Neben der Bekanntgabe aktueller Neuigkeiten und wichtiger Begebenheiten des vergangenen Jahres, wurden auch die Delegierten für den Landesverbandstag am 19. Juli 2014 in Hanau und 2015 in Wetzlar gewählt.
Gewählt wurden vier Delegierte:
- Jörg-Peter Schmidt (einstimmig, bei eigener Enthaltung)
- Christoph von Gallera (einstimmig, bei eigener Enthaltung)
- Ernst-Walter Weißenborn ((einstimmig, bei eigener Enthaltung)
- Kerstin Schneider ((einstimmig, bei eigener Enthaltung)
sowie die Ersatzdelegierten:
- Barbara Czernik (einstimmig, bei eigener Enthaltung)
- Manfred Lotz (einstimmig, bei eigener Enthaltung)
Anträge an den Landesverbandstag wurden nicht gestellt.
Frank Bugge berichtete, dass der Ortsverband eine stabile Mitgliederzahl von etwa 130 bis 140 Mitgliedern aufweise. Eine eigene Kasse gebe es nicht. Neben der JHV 2013 mit Vorstandswahl gab es die Teilnahme an Landesverbandstag und am Bundesverbandstag sowie vier Stammtisch-Treffen im News-Café in der Plockstraße/Gießen. Außerdem hat der Ortsverband mit Unterstützung des Landesverbands die „Prangeraktion“ gegen Tarifflucht am 26. Februar in Gießen/Stadtmitte mit Erfolg und medialer Aufmerksamkeit durchgeführt.
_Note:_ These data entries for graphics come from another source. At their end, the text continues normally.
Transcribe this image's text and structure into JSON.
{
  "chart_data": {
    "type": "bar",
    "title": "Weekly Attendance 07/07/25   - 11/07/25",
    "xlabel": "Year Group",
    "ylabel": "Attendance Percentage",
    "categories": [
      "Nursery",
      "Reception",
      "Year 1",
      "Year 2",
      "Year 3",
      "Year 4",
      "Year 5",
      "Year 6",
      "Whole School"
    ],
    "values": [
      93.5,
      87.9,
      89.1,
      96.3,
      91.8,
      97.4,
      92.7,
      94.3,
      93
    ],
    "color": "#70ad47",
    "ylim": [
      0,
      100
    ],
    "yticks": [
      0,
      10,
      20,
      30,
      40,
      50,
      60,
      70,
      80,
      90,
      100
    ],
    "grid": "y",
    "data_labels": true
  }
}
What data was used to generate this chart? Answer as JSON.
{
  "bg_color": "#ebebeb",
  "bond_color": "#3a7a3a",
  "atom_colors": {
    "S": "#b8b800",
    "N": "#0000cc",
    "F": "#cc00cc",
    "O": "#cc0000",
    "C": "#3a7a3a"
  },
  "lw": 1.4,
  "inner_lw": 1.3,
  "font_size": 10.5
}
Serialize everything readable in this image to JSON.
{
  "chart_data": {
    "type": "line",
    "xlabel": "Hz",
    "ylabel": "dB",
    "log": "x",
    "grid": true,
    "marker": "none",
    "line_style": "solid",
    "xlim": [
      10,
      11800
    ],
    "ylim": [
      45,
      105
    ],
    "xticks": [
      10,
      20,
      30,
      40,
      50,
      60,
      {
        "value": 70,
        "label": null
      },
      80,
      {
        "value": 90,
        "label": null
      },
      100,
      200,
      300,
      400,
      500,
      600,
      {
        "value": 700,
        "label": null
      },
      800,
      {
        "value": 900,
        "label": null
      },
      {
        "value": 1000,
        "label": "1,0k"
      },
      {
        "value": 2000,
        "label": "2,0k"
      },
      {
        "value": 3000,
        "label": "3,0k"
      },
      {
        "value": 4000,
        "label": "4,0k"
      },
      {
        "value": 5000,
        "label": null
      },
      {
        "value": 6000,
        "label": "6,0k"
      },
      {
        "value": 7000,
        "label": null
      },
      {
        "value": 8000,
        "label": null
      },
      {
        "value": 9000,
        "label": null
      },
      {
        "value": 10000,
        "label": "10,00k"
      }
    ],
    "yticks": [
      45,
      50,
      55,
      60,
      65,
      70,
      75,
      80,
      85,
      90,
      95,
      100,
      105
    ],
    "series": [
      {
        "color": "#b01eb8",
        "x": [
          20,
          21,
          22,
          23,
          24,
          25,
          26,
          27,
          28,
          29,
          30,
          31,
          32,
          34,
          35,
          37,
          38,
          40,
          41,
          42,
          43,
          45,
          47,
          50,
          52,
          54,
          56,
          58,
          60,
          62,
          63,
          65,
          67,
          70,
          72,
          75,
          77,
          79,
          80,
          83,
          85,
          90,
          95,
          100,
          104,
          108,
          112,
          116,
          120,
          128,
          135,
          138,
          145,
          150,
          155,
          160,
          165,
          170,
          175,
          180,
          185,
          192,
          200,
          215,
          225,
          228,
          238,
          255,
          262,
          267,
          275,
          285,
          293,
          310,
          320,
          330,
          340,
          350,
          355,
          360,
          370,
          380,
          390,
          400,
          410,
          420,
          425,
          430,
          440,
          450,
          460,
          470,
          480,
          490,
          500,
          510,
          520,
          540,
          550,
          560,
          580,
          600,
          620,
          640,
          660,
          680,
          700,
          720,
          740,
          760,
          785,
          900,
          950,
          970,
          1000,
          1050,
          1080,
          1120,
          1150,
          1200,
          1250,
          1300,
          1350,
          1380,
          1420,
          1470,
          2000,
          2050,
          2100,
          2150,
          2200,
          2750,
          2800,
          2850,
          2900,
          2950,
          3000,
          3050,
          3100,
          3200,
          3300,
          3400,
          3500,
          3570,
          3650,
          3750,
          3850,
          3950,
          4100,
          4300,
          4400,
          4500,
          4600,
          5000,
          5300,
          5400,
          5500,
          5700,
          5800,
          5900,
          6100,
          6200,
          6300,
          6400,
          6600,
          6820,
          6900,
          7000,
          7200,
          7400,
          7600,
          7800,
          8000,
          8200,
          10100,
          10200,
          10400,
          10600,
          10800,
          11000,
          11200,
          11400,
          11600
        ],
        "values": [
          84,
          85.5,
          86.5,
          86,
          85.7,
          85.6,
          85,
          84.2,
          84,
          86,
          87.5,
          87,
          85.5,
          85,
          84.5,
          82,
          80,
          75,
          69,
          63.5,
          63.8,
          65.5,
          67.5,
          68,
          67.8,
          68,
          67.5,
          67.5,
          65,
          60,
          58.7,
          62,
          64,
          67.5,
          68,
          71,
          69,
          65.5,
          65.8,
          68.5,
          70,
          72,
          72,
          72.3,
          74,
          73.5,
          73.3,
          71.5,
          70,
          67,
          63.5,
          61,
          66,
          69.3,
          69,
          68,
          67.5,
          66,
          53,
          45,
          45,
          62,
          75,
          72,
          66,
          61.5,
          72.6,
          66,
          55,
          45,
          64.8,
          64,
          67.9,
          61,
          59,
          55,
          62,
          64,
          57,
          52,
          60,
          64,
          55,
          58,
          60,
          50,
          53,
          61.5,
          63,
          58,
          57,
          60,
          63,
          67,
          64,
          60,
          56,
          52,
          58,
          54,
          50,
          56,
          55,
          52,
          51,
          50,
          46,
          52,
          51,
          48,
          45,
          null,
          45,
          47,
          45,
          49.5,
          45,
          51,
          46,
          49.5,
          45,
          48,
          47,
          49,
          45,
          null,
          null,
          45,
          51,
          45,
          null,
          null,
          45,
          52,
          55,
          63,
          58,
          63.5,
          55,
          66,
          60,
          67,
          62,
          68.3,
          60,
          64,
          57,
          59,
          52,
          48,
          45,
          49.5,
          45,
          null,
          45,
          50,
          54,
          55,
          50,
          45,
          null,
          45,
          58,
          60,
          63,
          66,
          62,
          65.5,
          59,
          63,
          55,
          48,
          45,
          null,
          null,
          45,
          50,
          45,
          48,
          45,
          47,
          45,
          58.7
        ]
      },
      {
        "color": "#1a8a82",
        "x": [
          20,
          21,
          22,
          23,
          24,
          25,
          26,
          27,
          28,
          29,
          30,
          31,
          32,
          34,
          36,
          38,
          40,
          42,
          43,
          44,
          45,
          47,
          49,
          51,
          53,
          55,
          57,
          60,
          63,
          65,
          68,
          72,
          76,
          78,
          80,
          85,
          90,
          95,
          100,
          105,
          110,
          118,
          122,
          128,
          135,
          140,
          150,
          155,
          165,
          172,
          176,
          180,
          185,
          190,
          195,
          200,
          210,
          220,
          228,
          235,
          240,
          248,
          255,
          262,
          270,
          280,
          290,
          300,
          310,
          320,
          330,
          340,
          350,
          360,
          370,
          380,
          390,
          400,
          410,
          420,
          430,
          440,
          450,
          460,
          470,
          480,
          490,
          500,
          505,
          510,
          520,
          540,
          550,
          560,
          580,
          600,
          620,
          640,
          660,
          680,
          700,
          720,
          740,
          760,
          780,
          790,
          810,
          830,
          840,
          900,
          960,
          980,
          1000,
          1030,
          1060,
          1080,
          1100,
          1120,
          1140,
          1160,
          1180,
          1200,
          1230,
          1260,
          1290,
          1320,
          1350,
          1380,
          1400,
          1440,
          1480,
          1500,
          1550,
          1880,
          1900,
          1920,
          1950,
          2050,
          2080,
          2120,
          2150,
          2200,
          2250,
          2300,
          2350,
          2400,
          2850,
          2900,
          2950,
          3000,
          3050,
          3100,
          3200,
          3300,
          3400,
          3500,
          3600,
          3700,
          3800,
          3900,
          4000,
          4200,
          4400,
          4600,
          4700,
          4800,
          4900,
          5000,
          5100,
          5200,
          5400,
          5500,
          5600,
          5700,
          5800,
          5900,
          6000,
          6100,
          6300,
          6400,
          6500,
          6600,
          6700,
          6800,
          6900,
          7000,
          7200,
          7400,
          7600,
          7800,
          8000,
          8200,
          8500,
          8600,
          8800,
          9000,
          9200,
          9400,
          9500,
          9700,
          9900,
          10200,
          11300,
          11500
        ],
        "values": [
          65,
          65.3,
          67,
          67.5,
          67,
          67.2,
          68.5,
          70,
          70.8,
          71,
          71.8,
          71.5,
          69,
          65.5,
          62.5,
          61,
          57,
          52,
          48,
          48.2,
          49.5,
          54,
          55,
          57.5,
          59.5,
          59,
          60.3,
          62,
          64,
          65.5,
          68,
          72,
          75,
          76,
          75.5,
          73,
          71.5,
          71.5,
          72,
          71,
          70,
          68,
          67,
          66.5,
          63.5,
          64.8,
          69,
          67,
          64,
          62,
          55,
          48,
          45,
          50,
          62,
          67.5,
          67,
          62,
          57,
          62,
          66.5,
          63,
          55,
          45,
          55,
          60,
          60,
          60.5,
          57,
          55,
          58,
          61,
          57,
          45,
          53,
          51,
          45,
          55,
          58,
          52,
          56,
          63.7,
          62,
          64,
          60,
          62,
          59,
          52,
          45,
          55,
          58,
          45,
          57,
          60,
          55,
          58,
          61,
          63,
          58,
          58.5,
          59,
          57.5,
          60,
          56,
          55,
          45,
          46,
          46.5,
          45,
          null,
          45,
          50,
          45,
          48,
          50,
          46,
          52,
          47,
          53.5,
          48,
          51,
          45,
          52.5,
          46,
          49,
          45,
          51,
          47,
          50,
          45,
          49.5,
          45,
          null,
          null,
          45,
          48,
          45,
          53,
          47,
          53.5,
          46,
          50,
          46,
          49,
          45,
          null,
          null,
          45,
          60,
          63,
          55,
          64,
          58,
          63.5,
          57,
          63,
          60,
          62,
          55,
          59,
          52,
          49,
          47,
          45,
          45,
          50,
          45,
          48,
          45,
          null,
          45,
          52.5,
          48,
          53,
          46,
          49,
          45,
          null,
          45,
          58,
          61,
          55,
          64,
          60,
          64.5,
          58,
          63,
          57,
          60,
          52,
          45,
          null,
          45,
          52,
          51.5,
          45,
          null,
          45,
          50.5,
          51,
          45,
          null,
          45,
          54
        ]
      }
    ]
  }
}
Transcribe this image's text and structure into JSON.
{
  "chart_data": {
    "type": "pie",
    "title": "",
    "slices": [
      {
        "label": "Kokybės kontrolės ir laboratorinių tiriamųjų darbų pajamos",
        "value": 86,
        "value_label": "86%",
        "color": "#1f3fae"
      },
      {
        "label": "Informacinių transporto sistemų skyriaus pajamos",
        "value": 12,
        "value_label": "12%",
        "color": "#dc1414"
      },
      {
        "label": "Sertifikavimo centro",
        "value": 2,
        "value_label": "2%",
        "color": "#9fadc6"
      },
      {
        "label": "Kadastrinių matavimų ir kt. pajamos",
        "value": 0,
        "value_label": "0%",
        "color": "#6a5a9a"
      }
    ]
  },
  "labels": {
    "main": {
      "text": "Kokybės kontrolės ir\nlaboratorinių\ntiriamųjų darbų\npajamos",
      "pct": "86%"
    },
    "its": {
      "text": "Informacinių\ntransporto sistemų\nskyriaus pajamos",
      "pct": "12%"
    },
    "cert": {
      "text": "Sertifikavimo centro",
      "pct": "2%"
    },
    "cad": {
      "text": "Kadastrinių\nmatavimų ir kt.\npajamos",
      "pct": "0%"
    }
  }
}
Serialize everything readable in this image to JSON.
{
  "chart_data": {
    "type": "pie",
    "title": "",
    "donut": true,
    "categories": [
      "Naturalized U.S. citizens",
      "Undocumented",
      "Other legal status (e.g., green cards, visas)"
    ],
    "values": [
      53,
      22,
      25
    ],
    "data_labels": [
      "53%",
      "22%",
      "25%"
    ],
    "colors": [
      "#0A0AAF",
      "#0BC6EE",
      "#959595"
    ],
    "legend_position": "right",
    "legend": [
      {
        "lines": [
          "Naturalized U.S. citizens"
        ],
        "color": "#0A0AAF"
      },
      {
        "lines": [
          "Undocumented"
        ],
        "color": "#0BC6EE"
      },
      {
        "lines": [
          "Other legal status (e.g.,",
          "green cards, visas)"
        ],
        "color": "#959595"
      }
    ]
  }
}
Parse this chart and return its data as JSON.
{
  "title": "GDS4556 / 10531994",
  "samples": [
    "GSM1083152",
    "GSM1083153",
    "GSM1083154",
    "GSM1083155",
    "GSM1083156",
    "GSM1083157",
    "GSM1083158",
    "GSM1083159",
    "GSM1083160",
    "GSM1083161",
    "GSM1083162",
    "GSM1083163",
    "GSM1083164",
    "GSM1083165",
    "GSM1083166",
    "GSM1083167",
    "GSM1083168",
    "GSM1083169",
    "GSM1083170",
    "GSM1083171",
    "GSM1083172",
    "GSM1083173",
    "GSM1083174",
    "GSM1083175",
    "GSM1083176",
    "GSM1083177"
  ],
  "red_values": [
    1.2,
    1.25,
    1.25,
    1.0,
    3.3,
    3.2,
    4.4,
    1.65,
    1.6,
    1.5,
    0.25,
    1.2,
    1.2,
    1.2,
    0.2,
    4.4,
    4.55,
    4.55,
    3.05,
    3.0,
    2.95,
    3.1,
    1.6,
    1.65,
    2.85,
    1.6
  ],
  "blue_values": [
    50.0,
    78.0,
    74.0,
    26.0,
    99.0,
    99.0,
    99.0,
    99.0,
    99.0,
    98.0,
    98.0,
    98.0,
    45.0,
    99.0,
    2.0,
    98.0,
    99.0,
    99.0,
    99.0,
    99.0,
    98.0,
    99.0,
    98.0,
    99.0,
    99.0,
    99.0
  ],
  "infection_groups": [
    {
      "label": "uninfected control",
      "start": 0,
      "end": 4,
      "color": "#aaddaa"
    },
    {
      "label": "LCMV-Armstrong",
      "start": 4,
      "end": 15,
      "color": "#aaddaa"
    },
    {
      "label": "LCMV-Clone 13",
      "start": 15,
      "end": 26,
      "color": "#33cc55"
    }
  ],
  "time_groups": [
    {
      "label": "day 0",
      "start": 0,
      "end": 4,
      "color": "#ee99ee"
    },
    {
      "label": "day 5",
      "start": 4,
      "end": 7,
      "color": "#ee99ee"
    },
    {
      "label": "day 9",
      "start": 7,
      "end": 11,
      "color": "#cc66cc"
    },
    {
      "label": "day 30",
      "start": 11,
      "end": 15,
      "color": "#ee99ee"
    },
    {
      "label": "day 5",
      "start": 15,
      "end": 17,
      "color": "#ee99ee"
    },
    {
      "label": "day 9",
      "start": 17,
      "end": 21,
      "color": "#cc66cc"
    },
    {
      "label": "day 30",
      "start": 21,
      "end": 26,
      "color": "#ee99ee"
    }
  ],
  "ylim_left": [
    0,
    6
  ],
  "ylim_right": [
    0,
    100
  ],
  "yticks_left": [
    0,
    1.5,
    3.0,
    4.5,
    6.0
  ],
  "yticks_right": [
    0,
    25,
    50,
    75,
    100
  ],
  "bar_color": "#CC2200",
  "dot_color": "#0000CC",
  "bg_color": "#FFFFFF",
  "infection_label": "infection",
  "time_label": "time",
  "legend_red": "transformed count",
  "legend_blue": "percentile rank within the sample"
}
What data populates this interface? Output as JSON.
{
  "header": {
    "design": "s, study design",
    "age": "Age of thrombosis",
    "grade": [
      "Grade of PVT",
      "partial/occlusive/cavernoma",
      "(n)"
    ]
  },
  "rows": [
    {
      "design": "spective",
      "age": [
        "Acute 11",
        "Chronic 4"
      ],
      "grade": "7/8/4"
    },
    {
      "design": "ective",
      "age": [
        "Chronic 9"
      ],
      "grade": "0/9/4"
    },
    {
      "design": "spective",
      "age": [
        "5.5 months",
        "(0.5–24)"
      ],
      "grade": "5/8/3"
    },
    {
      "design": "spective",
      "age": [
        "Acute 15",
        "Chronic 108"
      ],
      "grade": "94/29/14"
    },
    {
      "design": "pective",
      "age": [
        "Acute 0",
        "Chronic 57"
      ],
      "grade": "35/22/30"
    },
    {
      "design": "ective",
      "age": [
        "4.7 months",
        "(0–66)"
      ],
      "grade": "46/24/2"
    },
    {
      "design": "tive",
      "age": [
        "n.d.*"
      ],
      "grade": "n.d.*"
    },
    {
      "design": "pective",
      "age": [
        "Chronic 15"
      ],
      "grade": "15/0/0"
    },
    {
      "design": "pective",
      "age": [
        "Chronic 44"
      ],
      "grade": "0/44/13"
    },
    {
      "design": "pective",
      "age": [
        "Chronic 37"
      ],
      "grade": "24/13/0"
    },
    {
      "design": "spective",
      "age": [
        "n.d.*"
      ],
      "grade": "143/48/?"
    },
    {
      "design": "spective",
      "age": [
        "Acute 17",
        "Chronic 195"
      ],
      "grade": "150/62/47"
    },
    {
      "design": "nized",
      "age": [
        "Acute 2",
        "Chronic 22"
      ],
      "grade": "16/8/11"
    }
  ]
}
Die neue Beitragsstruktur werde von den Mitgliedern akzeptiert, es habe keine Austritte oder Nachfragen gegeben.
Bugge konnte auch Dr. Klaus-Peter Andrießen als Vertreter des Landesvorstands begrüßen, der von der Situation im Ortsverband Marburg berichtete. Die dort eingetretene Wiederbelebung wurde sehr gelobt. Deshalb sei auch eine Fusion der Ortsverbände kein Thema mehr. Kritik kam aus der Runde am Internetauftritt des DJV Hessen (Anmutung und Anpassung an Smarthphones). Diese wird gerne aufgenommen und nach Möglichkeit umgesetzt (Anmerkung der Redaktion).
Weitere Tagesordnungspunkte waren die Berichte aus dem Medienbereich. Bugge sprach die Ergebnisse der Tarifverhandlungen an, die allerdings für die Gießener Redakteure keine Relevanz haben, da die beiden Tageszeitungen aus dem Tarif ausgeschieden seien. Der Tarif könne allerdings die Richtung bei möglichen Haustarifverhandlungen vorgeben. Derzeit gebe es die Nachwirkung bei alten Verträgen und neue Verträge mit deutlich schlechteren Konditionen.
Die Mitglieder diskutierten darüber, dass die Vergütungsrichtlinien für Freie Journalisten bei keinem Auftraggeber eingehalten würden. Allerdings sei die Struktur differenziert und unterscheide die schreibende Hausfrau oder den Rentner mit Nebenverdienst von selbstständigen Journalistinnen und Journalisten.
Ernst-Walter Weißenborn (Betriebsrat GA) berichtete von Versuchen der Betriebsrats-Kooperation mit GAZ, Marburg und WNZ.
Veranstaltungen des Ortsverbands 2014
Diskutiert wurde auch über geplante Veranstaltungen, vor allem über die Besetzung eines Podiums bei einer großen Diskussion über die Zukunft der Zeitungen in Mittelhessen. Der Termin ist für Herbst 2014 geplant. Als Veranstaltungsort schlug Frank Bugge das Mathematikum oder einen Raum in der Universität vor.